The rules apply to the process for application, accountability, monitoring and evaluation. And that the limited number officials in ministries in these poor countries spend huge amounts of their time and energy filling complex forms—and putting together plans, what in the technical language are called, National Adaptation Plans of Action, or NAPAs-- instead of getting down to work.

So, the point was that they hoped that climate finance money would not go down the route of spaghetti bowls. That they would be easy mechanisms to access them, with less complexities. Already, there were indications that the bowl syndrome might come up.

And Commonwealth deputy Secretary-General, Ransford Smith couldn’t have put it better: Speaking at the opening of the meeting, he said: “ “Although there is some $2 billion of climate finance available to developing countries, only around $400 million has been disbursed according to a study by the Overseas Development Institute. We see this low level of disbursement and absorption as indicative of a potential capacity challenge to the recipient countries.”

At the Sussex meeting, the blockages that currently prevent climate finance from flowing quickly and effectively to the Commonwealth’s poorest and most vulnerable members were explored, with a view to overcoming them.

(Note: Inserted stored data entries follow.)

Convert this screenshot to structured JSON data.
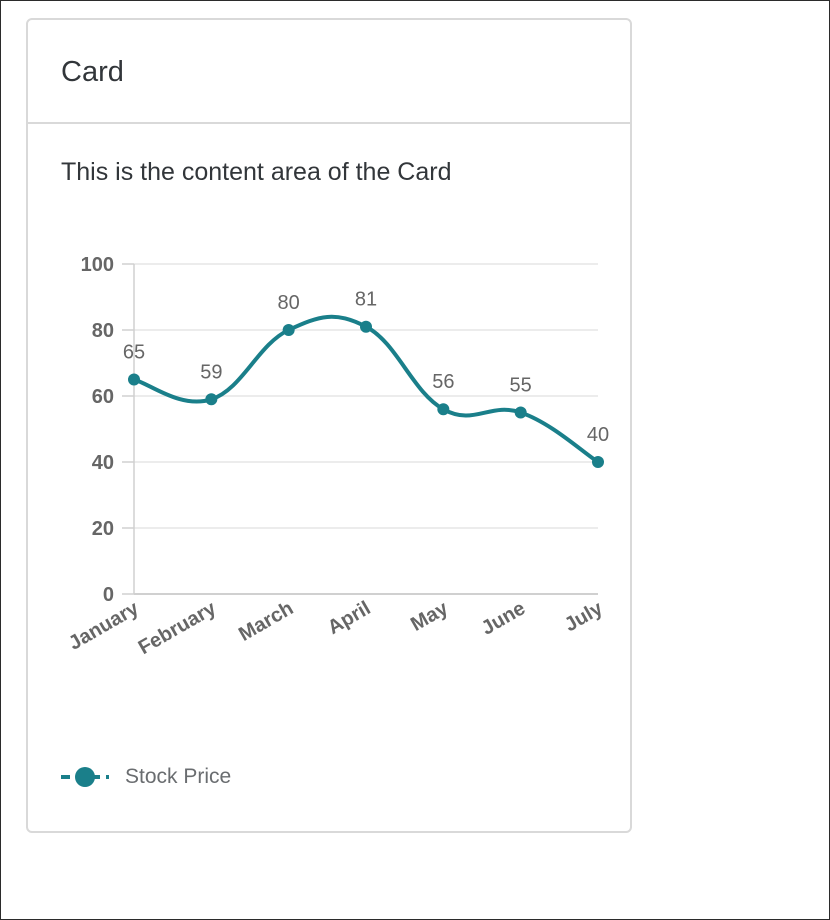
{
  "card": {
    "title": "Card",
    "content_text": "This is the content area of the Card"
  },
  "colors": {
    "series": "#1a7f8a",
    "grid": "#e5e5e5",
    "axis": "#d0d0d0",
    "tick_label": "#666666",
    "data_label": "#666666"
  },
  "legend": {
    "position": "bottom-left",
    "items": [
      {
        "label": "Stock Price",
        "icon": "line-with-dot-marker"
      }
    ]
  },
  "chart_data": {
    "type": "line",
    "smooth": true,
    "categories": [
      "January",
      "February",
      "March",
      "April",
      "May",
      "June",
      "July"
    ],
    "series": [
      {
        "name": "Stock Price",
        "values": [
          65,
          59,
          80,
          81,
          56,
          55,
          40
        ]
      }
    ],
    "ylim": [
      0,
      100
    ],
    "yticks": [
      0,
      20,
      40,
      60,
      80,
      100
    ],
    "grid": true,
    "data_labels": true,
    "xlabel": "",
    "ylabel": ""
  }
}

“Mechanisms are needed to attract climate financing to the neediest countries in an effective manner. This means paying great attention to the many lessons learned from the decades of experience with development. Specifically, developing countries must be in the driving seat, using these funds for national priorities and complex and fragmented sources of financing must be avoided so that countries with limited institutional resources can still access them easily,” Mr Smith added.

Some of the people that attended the Sussex meeting complained that when they make funding requests to donor agencies, they are turned away without even the courtesy of providing feedback on what is wrong.

But here was the irony: representatives of funding agencies in the room complained that they had millions of unspent cash.

Clearly, there is a problem. A problem of ensuring the meeting of the minds--of creating understanding between those who have the money and those looking for the cash.

However there was a point that needed to be emphasised. That money meant for climate finance must be used in a prudent manner, accounted for fully to ensure that the value accruing from it goes to the main objects and subjects at the frontline of climate change.

This is how the concluding statement from the meeting put it:

They recognised that climate finance spending should be incorporated in national budgets and be subject to the full rigours of national accountability and effective public expenditure management.” The hope was that by doing all the above, the spaghetti bowl situation would be avoided.